In 2014, Hooper once again traveled to the Cannes Film Festival to once again have his film screened during Director's Fortnight, this time, a much, cleaner, restored 4k print of the film for the 40th anniversary since its original release. Sadly, Perryman was not able to attend the Festival with him, as he was murdered at his home in Austin 5 years prior.

Cinematographer Daniel Pearl, however, was in attendance this time, along with other colleagues and teammates of Hooper's who worked on the picture originally in 1973.

Danish film director Nicholas Winding Refn gave Hooper a wonderful introduction to Hooper and his landmark film, being someone who holds genuine reverence for both him and the 1974 picture.

The soft spoken Hooper said a few words, speaking from the heart and showing great appreciation for the support and appreciation from the audience (and audiences, in general) for his film - his "baby" as he'd sometimes refer to it. At the end of his speech, Hooper told the audience that he loved them and that he was so overwhelmed with emotion in that moment that he thought it might make him cry, coming across as very sincere and honest in his emotions that evening.

At last, both the film, and himself as a director, were finally getting the long-deserved appreciation and accolades that had largely remained absent from critics and a good portion of film enthusiasts for the last four decades since its original release in 1974.

The film was a remarkable success, despite Bryanston having no money to show for that fact (and never producing what the filmmakers were owed, keeping the profits to themselves to this very day), but the film's status as a significant piece of art and cultural landmark as one of the great American films of the 20th century, along with the real meaning of the picture with its satirical take on sociopolitical issues of the time, wrought with heavy subtext about the moral/ethical concerns with factory farming, the economic hardships on working class Americans in rural areas in particular, the changing American landscape and cultural divide, along with a slew of other interesting pieces of social commentary hidden in the film--which was intended to be, among everything else, a black comedy, in addition to it being a horror film.

This aspect was essentially universally lost on audiences, perhaps in part due to the very shocking, visceral nature of the film and the disturbing subject matter, which was not something that film audiences had seen before in motion pictures. That, coupled with the embellished story of the tale being true, ensured that the work remained firmly in the cultural and artistic landscape, with Hooper and Henkel creating their own modern piece of American folklore like Romero before them with Night of the Living Dead (1968), which is a landmark American film and social/commentary piece in its own right, though with its satirical aspects perhaps just a tiny bit more obvious than with Chain Saw.

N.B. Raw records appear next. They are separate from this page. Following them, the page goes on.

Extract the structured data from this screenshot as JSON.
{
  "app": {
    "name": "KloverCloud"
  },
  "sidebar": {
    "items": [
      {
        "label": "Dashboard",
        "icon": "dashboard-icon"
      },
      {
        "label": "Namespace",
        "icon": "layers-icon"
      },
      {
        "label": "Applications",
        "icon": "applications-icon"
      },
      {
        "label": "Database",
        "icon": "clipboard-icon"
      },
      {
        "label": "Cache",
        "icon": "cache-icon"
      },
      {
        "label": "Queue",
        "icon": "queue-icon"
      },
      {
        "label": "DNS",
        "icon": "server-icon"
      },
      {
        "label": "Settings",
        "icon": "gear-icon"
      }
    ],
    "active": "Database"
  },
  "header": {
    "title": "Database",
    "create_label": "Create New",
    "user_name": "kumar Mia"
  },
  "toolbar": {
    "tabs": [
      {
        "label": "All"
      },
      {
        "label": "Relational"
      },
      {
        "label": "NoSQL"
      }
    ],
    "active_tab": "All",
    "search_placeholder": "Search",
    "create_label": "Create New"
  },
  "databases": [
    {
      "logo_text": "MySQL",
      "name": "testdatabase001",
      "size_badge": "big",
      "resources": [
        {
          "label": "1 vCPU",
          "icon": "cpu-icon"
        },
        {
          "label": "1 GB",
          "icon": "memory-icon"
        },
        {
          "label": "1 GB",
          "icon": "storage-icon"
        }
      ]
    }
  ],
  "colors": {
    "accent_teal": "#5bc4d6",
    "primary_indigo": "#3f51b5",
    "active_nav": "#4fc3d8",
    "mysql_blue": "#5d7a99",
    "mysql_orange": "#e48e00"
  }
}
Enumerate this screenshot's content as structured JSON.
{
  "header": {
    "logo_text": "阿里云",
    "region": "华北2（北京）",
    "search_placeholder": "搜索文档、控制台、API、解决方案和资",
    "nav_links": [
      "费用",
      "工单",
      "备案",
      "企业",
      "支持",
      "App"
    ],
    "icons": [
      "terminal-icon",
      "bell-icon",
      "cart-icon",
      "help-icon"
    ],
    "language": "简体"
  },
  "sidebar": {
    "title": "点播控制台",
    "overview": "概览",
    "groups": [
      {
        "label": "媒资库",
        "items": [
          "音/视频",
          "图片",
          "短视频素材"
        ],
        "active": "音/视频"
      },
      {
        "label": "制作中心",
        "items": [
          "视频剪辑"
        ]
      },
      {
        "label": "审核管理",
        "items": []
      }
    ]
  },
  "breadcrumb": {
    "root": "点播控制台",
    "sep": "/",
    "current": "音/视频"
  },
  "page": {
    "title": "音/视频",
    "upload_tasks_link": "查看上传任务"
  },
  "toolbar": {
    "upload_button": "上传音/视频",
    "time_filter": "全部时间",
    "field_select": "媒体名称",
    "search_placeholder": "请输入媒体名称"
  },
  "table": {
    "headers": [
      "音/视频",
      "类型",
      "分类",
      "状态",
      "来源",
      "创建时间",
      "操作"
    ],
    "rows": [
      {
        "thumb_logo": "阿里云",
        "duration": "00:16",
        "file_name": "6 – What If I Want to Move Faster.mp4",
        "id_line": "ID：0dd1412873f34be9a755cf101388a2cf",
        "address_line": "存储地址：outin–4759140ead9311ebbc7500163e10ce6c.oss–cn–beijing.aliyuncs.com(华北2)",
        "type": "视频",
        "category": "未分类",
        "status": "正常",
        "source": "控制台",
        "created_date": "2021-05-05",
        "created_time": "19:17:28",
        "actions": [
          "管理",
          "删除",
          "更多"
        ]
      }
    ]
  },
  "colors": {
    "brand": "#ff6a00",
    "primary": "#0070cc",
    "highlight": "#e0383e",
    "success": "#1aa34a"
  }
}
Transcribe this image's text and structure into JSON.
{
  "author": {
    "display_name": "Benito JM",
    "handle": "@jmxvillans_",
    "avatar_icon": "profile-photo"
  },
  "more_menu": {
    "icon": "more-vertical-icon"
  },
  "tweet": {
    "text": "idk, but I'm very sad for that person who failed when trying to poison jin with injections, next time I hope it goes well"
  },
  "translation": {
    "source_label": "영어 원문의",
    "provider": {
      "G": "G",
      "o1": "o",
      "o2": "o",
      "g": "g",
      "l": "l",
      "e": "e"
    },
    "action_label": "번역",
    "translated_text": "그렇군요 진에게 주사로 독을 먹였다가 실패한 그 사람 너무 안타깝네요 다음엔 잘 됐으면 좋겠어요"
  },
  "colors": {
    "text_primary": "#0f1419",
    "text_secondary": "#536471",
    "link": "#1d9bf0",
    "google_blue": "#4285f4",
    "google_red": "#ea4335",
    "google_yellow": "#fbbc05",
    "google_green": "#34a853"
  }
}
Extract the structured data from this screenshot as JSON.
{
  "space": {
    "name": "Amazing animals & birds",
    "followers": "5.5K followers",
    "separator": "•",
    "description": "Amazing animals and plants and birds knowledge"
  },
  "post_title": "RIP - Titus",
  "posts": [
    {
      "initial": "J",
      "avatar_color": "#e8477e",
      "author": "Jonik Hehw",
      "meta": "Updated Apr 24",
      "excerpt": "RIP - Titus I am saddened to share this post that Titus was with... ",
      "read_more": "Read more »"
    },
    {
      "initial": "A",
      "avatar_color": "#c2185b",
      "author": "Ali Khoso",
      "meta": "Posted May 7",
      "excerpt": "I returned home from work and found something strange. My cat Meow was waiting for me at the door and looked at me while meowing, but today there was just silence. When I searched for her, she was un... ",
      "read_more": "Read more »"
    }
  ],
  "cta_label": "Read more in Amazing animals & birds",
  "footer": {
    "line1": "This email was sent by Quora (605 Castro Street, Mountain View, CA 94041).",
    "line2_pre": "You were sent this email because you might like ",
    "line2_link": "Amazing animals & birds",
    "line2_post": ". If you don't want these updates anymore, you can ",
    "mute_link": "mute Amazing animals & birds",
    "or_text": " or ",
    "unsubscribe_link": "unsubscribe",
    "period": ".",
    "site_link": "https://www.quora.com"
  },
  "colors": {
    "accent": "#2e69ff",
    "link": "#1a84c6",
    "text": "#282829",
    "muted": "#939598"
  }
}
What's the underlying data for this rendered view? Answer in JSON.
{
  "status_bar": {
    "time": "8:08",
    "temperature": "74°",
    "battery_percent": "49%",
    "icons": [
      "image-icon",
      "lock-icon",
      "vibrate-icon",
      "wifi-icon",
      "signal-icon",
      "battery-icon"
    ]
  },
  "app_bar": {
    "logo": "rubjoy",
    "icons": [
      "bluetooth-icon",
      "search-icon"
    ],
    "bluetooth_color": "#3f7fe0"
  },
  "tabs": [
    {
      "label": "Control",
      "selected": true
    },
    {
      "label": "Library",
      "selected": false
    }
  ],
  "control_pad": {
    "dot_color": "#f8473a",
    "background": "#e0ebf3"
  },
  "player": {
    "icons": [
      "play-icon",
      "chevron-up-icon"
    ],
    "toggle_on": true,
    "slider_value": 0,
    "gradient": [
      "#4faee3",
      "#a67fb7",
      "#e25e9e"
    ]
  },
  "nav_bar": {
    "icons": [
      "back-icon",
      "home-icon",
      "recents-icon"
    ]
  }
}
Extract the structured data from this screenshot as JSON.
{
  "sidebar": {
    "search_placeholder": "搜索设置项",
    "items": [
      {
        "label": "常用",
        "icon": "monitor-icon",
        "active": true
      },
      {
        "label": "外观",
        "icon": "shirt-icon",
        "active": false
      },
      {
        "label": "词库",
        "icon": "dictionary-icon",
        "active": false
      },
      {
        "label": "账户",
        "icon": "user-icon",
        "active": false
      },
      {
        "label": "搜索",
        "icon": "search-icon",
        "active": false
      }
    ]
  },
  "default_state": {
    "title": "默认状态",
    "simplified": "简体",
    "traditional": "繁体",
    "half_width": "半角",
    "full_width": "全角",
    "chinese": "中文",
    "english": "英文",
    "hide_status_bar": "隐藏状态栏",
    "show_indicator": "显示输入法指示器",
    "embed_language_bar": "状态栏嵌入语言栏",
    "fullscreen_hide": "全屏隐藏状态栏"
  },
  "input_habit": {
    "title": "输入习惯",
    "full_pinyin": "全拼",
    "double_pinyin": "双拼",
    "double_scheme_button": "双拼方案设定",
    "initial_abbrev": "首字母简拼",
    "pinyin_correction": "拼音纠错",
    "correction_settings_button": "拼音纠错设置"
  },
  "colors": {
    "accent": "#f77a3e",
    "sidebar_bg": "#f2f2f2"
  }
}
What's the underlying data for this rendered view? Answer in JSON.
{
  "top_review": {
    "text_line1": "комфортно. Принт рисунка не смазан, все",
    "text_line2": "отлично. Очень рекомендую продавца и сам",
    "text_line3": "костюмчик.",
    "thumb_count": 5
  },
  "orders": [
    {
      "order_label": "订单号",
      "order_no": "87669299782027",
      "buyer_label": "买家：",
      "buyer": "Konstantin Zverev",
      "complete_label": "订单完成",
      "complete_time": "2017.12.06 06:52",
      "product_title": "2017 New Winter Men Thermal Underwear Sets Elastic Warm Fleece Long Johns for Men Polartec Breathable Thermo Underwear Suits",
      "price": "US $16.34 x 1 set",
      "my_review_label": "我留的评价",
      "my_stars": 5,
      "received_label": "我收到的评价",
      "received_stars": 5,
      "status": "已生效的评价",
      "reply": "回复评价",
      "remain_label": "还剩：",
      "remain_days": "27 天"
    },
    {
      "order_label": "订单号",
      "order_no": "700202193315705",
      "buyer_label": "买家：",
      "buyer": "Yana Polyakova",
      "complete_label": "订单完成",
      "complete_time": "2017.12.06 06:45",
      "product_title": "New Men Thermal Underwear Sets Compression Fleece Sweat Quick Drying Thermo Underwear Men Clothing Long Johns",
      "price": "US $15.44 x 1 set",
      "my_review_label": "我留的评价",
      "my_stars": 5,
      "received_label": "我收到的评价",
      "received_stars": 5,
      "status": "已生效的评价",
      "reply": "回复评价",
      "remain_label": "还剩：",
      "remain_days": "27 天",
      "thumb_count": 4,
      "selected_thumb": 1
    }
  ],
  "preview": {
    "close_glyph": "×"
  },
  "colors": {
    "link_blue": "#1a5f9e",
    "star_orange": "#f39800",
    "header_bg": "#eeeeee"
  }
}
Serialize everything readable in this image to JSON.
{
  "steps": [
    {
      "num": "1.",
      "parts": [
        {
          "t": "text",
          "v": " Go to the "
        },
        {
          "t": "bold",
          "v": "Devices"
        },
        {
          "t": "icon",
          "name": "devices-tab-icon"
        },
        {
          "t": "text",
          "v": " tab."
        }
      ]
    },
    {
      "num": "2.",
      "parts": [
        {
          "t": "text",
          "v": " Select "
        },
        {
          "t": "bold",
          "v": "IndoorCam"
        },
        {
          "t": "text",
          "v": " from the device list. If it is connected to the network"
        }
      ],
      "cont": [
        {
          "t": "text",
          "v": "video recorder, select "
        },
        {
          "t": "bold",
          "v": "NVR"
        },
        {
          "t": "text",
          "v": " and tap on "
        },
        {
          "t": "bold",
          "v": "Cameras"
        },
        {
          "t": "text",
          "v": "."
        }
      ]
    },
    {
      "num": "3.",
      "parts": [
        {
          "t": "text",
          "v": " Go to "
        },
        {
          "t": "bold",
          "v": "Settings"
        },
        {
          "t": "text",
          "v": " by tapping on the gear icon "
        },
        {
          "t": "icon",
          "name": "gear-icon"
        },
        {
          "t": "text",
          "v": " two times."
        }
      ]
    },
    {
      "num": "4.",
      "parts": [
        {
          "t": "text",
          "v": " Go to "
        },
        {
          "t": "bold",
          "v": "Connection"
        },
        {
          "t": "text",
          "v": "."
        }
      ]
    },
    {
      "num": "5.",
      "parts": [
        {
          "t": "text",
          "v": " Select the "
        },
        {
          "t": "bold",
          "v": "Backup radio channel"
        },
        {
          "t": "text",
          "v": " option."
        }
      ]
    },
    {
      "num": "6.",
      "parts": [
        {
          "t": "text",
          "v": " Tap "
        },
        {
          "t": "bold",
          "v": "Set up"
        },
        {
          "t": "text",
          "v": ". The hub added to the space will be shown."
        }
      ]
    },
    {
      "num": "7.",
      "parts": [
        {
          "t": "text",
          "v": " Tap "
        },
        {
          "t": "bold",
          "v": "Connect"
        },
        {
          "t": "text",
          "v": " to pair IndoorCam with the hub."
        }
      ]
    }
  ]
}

Hooper would double down for the film 1986 sequel by making the second Chainsaw entry an over-the-top, wacky, surreal, in-your-face comedy that at times verges on spoof or parody, with a tongue-in-cheek meta disposition and subtle attempts at breaking the fourth wall while largely lampooning 80s horror films and blockbuster comedies, abandoning the gritty realism and cinema veritie styling of the 1974 original work. 

This month marks the 48th anniversary since the film's original release, October 1974. Happy birthday, Leatherface.